CDK will create an AWS CloudFormation template (we will cover this later in the chapter) and continue to deploy the stack. It will also keep you informed of the progress. If your user has got the necessary permissions, CDK will succeed in deploying the stack; else, it will fail and automatically roll back the changes.

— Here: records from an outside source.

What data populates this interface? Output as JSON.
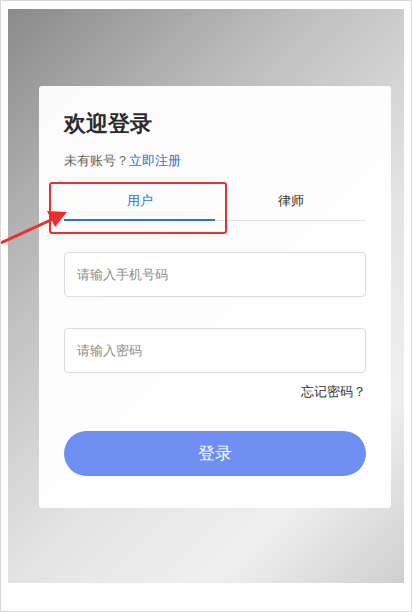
{
  "login": {
    "title": "欢迎登录",
    "register_prompt": "未有账号？",
    "register_link": "立即注册"
  },
  "tabs": [
    {
      "label": "用户",
      "selected": true
    },
    {
      "label": "律师",
      "selected": false
    }
  ],
  "fields": [
    {
      "placeholder": "请输入手机号码",
      "kind": "text"
    },
    {
      "placeholder": "请输入密码",
      "kind": "password"
    }
  ],
  "forgot_password": "忘记密码？",
  "login_button": "登录"
}
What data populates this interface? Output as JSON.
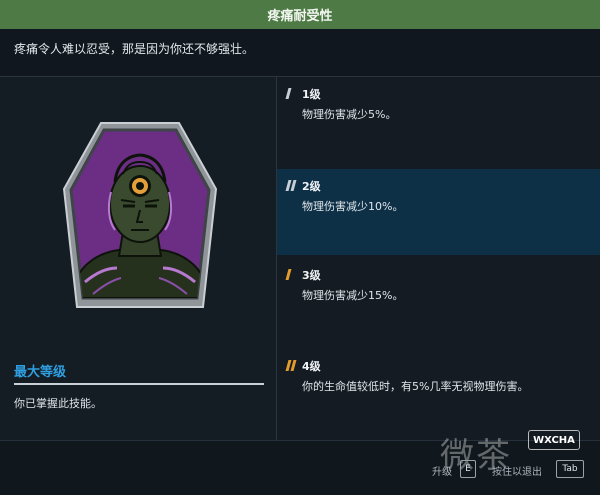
{
  "skill": {
    "title": "疼痛耐受性",
    "description": "疼痛令人难以忍受，那是因为你还不够强壮。"
  },
  "max_level": {
    "title": "最大等级",
    "description": "你已掌握此技能。"
  },
  "levels": [
    {
      "name": "1级",
      "text": "物理伤害减少5%。"
    },
    {
      "name": "2级",
      "text": "物理伤害减少10%。"
    },
    {
      "name": "3级",
      "text": "物理伤害减少15%。"
    },
    {
      "name": "4级",
      "text": "你的生命值较低时，有5%几率无视物理伤害。"
    }
  ],
  "footer": {
    "upgrade_label": "升级",
    "upgrade_key": "E",
    "exit_label": "按住以退出",
    "exit_key": "Tab"
  },
  "watermark": {
    "text": "微茶",
    "badge": "WXCHA"
  },
  "icons": {
    "badge": "cybernetic-head-badge-icon",
    "level_marker": "level-marker-icon"
  },
  "colors": {
    "title_bar": "#4d7a45",
    "accent_blue": "#2f9fe0",
    "active_row": "#0e3047",
    "marker_gray": "#c8ced4",
    "marker_orange": "#e39b2b",
    "badge_purple": "#6b2e84"
  }
}
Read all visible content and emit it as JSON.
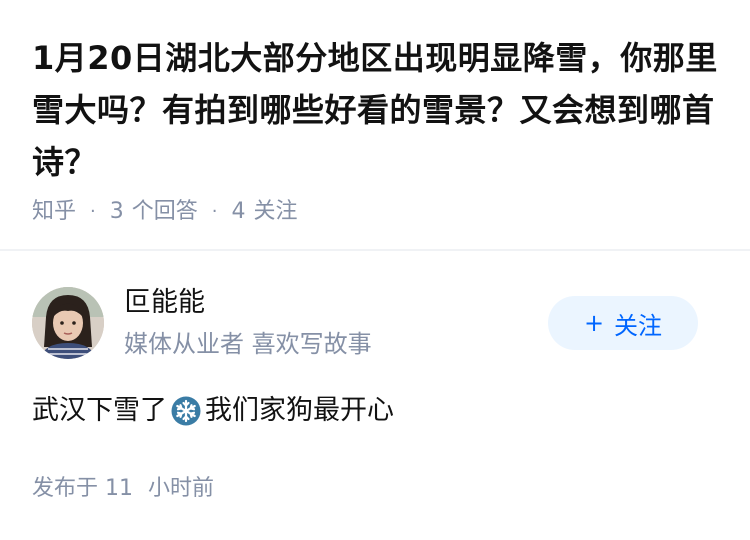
{
  "question": {
    "title": "1月20日湖北大部分地区出现明显降雪，你那里雪大吗？有拍到哪些好看的雪景？又会想到哪首诗？",
    "source": "知乎",
    "separator": "·",
    "answer_count": "3",
    "answer_label": "个回答",
    "follow_count": "4",
    "follow_label": "关注"
  },
  "answer": {
    "author": {
      "name": "叵能能",
      "bio": "媒体从业者 喜欢写故事",
      "avatar_icon": "user-photo"
    },
    "follow_button": {
      "plus": "+",
      "label": "关注"
    },
    "content_before": "武汉下雪了",
    "content_icon": "snowflake-icon",
    "content_after": "我们家狗最开心",
    "time_prefix": "发布于",
    "time_value": "11",
    "time_suffix": "小时前"
  },
  "colors": {
    "accent": "#0066ff",
    "follow_bg": "#ebf5ff",
    "meta_text": "#8590a6",
    "snow_bg": "#3a7ca5"
  }
}
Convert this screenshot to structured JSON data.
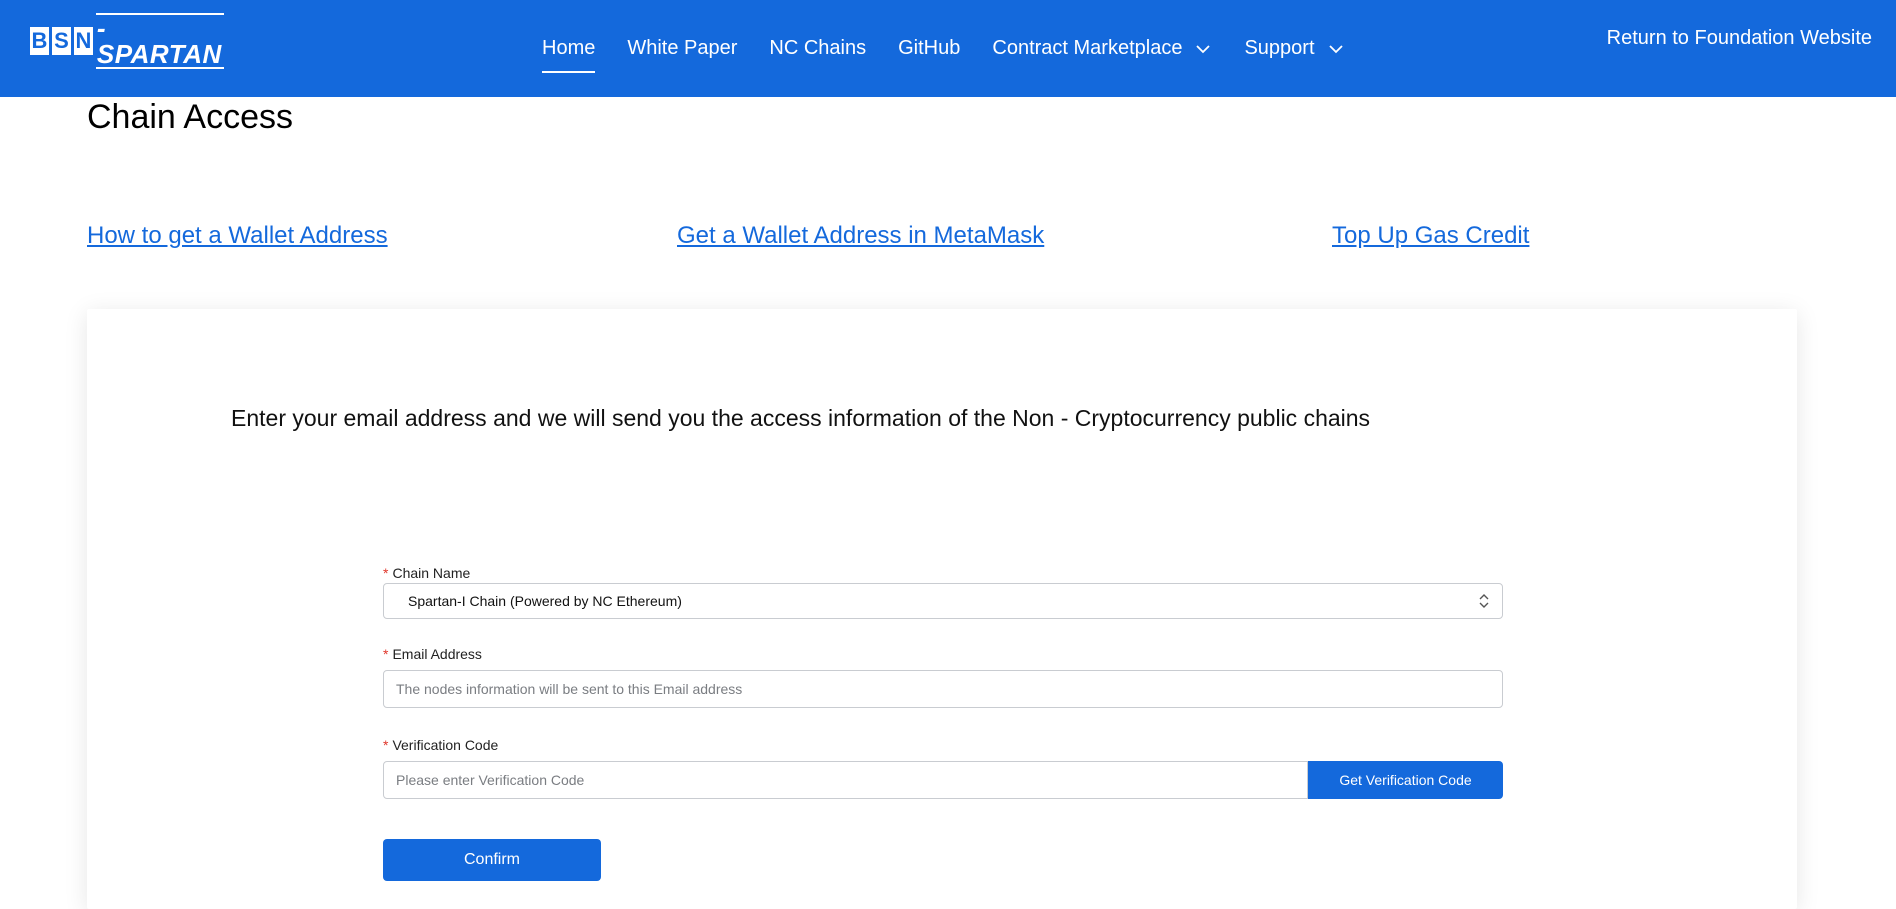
{
  "header": {
    "logo": {
      "box_letters": [
        "B",
        "S",
        "N"
      ],
      "rest": "-SPARTAN"
    },
    "nav": [
      {
        "label": "Home",
        "active": true,
        "dropdown": false
      },
      {
        "label": "White Paper",
        "active": false,
        "dropdown": false
      },
      {
        "label": "NC Chains",
        "active": false,
        "dropdown": false
      },
      {
        "label": "GitHub",
        "active": false,
        "dropdown": false
      },
      {
        "label": "Contract Marketplace",
        "active": false,
        "dropdown": true
      },
      {
        "label": "Support",
        "active": false,
        "dropdown": true
      }
    ],
    "return_link": "Return to Foundation Website"
  },
  "page": {
    "title": "Chain Access",
    "links": [
      "How to get a Wallet Address",
      "Get a Wallet Address in MetaMask",
      "Top Up Gas Credit"
    ]
  },
  "card": {
    "heading": "Enter your email address and we will send you the access information of the Non - Cryptocurrency public chains",
    "form": {
      "required_mark": "*",
      "chain_name": {
        "label": "Chain Name",
        "value": "Spartan-I Chain (Powered by NC Ethereum)"
      },
      "email": {
        "label": "Email Address",
        "value": "",
        "placeholder": "The nodes information will be sent to this Email address"
      },
      "verification": {
        "label": "Verification Code",
        "value": "",
        "placeholder": "Please enter Verification Code",
        "button": "Get Verification Code"
      },
      "confirm": "Confirm"
    }
  },
  "colors": {
    "primary": "#1469dc",
    "required": "#e0362b",
    "background": "#ffffff"
  },
  "icons": {
    "nav_dropdown": "chevron-down-icon",
    "select": "select-arrows-icon"
  }
}
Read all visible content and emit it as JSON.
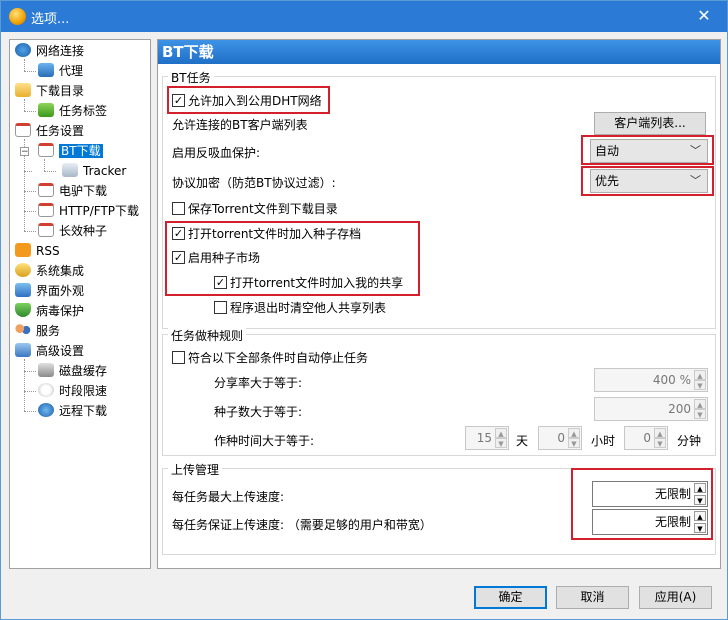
{
  "window": {
    "title": "选项..."
  },
  "tree": {
    "items": [
      {
        "label": "网络连接"
      },
      {
        "label": "代理"
      },
      {
        "label": "下载目录"
      },
      {
        "label": "任务标签"
      },
      {
        "label": "任务设置"
      },
      {
        "label": "BT下载"
      },
      {
        "label": "Tracker"
      },
      {
        "label": "电驴下载"
      },
      {
        "label": "HTTP/FTP下载"
      },
      {
        "label": "长效种子"
      },
      {
        "label": "RSS"
      },
      {
        "label": "系统集成"
      },
      {
        "label": "界面外观"
      },
      {
        "label": "病毒保护"
      },
      {
        "label": "服务"
      },
      {
        "label": "高级设置"
      },
      {
        "label": "磁盘缓存"
      },
      {
        "label": "时段限速"
      },
      {
        "label": "远程下载"
      }
    ]
  },
  "panel": {
    "title": "BT下载",
    "bt_task": {
      "group_title": "BT任务",
      "allow_dht": {
        "label": "允许加入到公用DHT网络",
        "checked": true
      },
      "allowed_clients_label": "允许连接的BT客户端列表",
      "client_list_button": "客户端列表...",
      "anti_leech_label": "启用反吸血保护:",
      "anti_leech_value": "自动",
      "protocol_encryption_label": "协议加密（防范BT协议过滤）:",
      "protocol_encryption_value": "优先",
      "save_torrent": {
        "label": "保存Torrent文件到下载目录",
        "checked": false
      },
      "add_to_seed_archive": {
        "label": "打开torrent文件时加入种子存档",
        "checked": true
      },
      "enable_seed_market": {
        "label": "启用种子市场",
        "checked": true
      },
      "add_to_my_share": {
        "label": "打开torrent文件时加入我的共享",
        "checked": true
      },
      "clear_others_share": {
        "label": "程序退出时清空他人共享列表",
        "checked": false
      }
    },
    "seeding_rules": {
      "group_title": "任务做种规则",
      "auto_stop": {
        "label": "符合以下全部条件时自动停止任务",
        "checked": false
      },
      "share_ratio_label": "分享率大于等于:",
      "share_ratio_value": "400 %",
      "seeds_label": "种子数大于等于:",
      "seeds_value": "200",
      "seed_time_label": "作种时间大于等于:",
      "days_value": "15",
      "days_unit": "天",
      "hours_value": "0",
      "hours_unit": "小时",
      "minutes_value": "0",
      "minutes_unit": "分钟"
    },
    "upload": {
      "group_title": "上传管理",
      "max_upload_label": "每任务最大上传速度:",
      "max_upload_value": "无限制",
      "guaranteed_upload_label": "每任务保证上传速度: （需要足够的用户和带宽）",
      "guaranteed_upload_value": "无限制"
    }
  },
  "footer": {
    "ok": "确定",
    "cancel": "取消",
    "apply": "应用(A)"
  },
  "colors": {
    "accent": "#0078d7",
    "highlight": "#d4202c",
    "titlebar": "#2b7ad6"
  }
}
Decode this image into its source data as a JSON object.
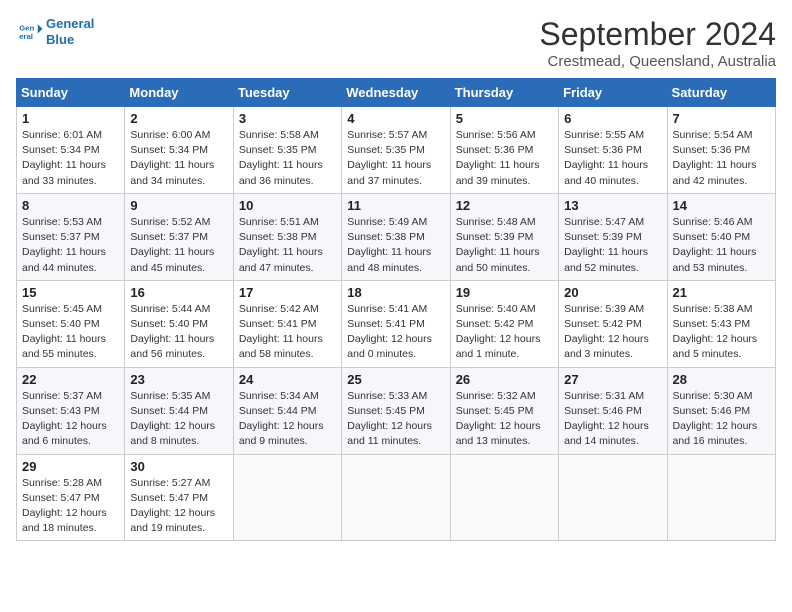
{
  "header": {
    "logo_line1": "General",
    "logo_line2": "Blue",
    "month": "September 2024",
    "location": "Crestmead, Queensland, Australia"
  },
  "weekdays": [
    "Sunday",
    "Monday",
    "Tuesday",
    "Wednesday",
    "Thursday",
    "Friday",
    "Saturday"
  ],
  "weeks": [
    [
      {
        "day": "1",
        "info": "Sunrise: 6:01 AM\nSunset: 5:34 PM\nDaylight: 11 hours\nand 33 minutes."
      },
      {
        "day": "2",
        "info": "Sunrise: 6:00 AM\nSunset: 5:34 PM\nDaylight: 11 hours\nand 34 minutes."
      },
      {
        "day": "3",
        "info": "Sunrise: 5:58 AM\nSunset: 5:35 PM\nDaylight: 11 hours\nand 36 minutes."
      },
      {
        "day": "4",
        "info": "Sunrise: 5:57 AM\nSunset: 5:35 PM\nDaylight: 11 hours\nand 37 minutes."
      },
      {
        "day": "5",
        "info": "Sunrise: 5:56 AM\nSunset: 5:36 PM\nDaylight: 11 hours\nand 39 minutes."
      },
      {
        "day": "6",
        "info": "Sunrise: 5:55 AM\nSunset: 5:36 PM\nDaylight: 11 hours\nand 40 minutes."
      },
      {
        "day": "7",
        "info": "Sunrise: 5:54 AM\nSunset: 5:36 PM\nDaylight: 11 hours\nand 42 minutes."
      }
    ],
    [
      {
        "day": "8",
        "info": "Sunrise: 5:53 AM\nSunset: 5:37 PM\nDaylight: 11 hours\nand 44 minutes."
      },
      {
        "day": "9",
        "info": "Sunrise: 5:52 AM\nSunset: 5:37 PM\nDaylight: 11 hours\nand 45 minutes."
      },
      {
        "day": "10",
        "info": "Sunrise: 5:51 AM\nSunset: 5:38 PM\nDaylight: 11 hours\nand 47 minutes."
      },
      {
        "day": "11",
        "info": "Sunrise: 5:49 AM\nSunset: 5:38 PM\nDaylight: 11 hours\nand 48 minutes."
      },
      {
        "day": "12",
        "info": "Sunrise: 5:48 AM\nSunset: 5:39 PM\nDaylight: 11 hours\nand 50 minutes."
      },
      {
        "day": "13",
        "info": "Sunrise: 5:47 AM\nSunset: 5:39 PM\nDaylight: 11 hours\nand 52 minutes."
      },
      {
        "day": "14",
        "info": "Sunrise: 5:46 AM\nSunset: 5:40 PM\nDaylight: 11 hours\nand 53 minutes."
      }
    ],
    [
      {
        "day": "15",
        "info": "Sunrise: 5:45 AM\nSunset: 5:40 PM\nDaylight: 11 hours\nand 55 minutes."
      },
      {
        "day": "16",
        "info": "Sunrise: 5:44 AM\nSunset: 5:40 PM\nDaylight: 11 hours\nand 56 minutes."
      },
      {
        "day": "17",
        "info": "Sunrise: 5:42 AM\nSunset: 5:41 PM\nDaylight: 11 hours\nand 58 minutes."
      },
      {
        "day": "18",
        "info": "Sunrise: 5:41 AM\nSunset: 5:41 PM\nDaylight: 12 hours\nand 0 minutes."
      },
      {
        "day": "19",
        "info": "Sunrise: 5:40 AM\nSunset: 5:42 PM\nDaylight: 12 hours\nand 1 minute."
      },
      {
        "day": "20",
        "info": "Sunrise: 5:39 AM\nSunset: 5:42 PM\nDaylight: 12 hours\nand 3 minutes."
      },
      {
        "day": "21",
        "info": "Sunrise: 5:38 AM\nSunset: 5:43 PM\nDaylight: 12 hours\nand 5 minutes."
      }
    ],
    [
      {
        "day": "22",
        "info": "Sunrise: 5:37 AM\nSunset: 5:43 PM\nDaylight: 12 hours\nand 6 minutes."
      },
      {
        "day": "23",
        "info": "Sunrise: 5:35 AM\nSunset: 5:44 PM\nDaylight: 12 hours\nand 8 minutes."
      },
      {
        "day": "24",
        "info": "Sunrise: 5:34 AM\nSunset: 5:44 PM\nDaylight: 12 hours\nand 9 minutes."
      },
      {
        "day": "25",
        "info": "Sunrise: 5:33 AM\nSunset: 5:45 PM\nDaylight: 12 hours\nand 11 minutes."
      },
      {
        "day": "26",
        "info": "Sunrise: 5:32 AM\nSunset: 5:45 PM\nDaylight: 12 hours\nand 13 minutes."
      },
      {
        "day": "27",
        "info": "Sunrise: 5:31 AM\nSunset: 5:46 PM\nDaylight: 12 hours\nand 14 minutes."
      },
      {
        "day": "28",
        "info": "Sunrise: 5:30 AM\nSunset: 5:46 PM\nDaylight: 12 hours\nand 16 minutes."
      }
    ],
    [
      {
        "day": "29",
        "info": "Sunrise: 5:28 AM\nSunset: 5:47 PM\nDaylight: 12 hours\nand 18 minutes."
      },
      {
        "day": "30",
        "info": "Sunrise: 5:27 AM\nSunset: 5:47 PM\nDaylight: 12 hours\nand 19 minutes."
      },
      {
        "day": "",
        "info": ""
      },
      {
        "day": "",
        "info": ""
      },
      {
        "day": "",
        "info": ""
      },
      {
        "day": "",
        "info": ""
      },
      {
        "day": "",
        "info": ""
      }
    ]
  ]
}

The process is complete; we see a bunch of information being outputted. Under the Outputs section, you will see two links:

Figure 1.9 – CloudFormation stack output links

Figure 1.9 – CloudFormation stack output links

Copy either of the links into your web browser and navigate to it. You should see a page load up:

Figure 1.10 – The output of the Elastic Container Service (ECS) server

Figure 1.10 – The output of the Elastic Container Service (ECS) server

Nice! You’ve successfully deployed your first CDK application. If you now go back to your AWS dashboard and go to ECS Service, you will see a new cluster of services has been spun up on your behalf.

If you click on the cluster name, which should be Chapter1IntroductionToIacAndAwsCdkStack-{some other random text}, then you will be able to see the service, tasks, metrics, logs, and all the rest. This is a containerized ECS Fargate application with a lot of built-in resiliency already spun up by you already. So many other good things are about to come.

Right—we’ve had our fun. Let’s now go ahead and destroy the stack before we do anything else. To destroy the stack—you guessed it—run the following:

$ cdk destroy --profile cdk

Confirm by entering y. AWS CDK will now go ahead and destroy our favorite PHP stack. Perhaps it’s for the best.

Going back to the dashboard and to the ECS Service root page, you will see that the cluster is no longer there. Neither is our simple PHP app. All gone. Clean.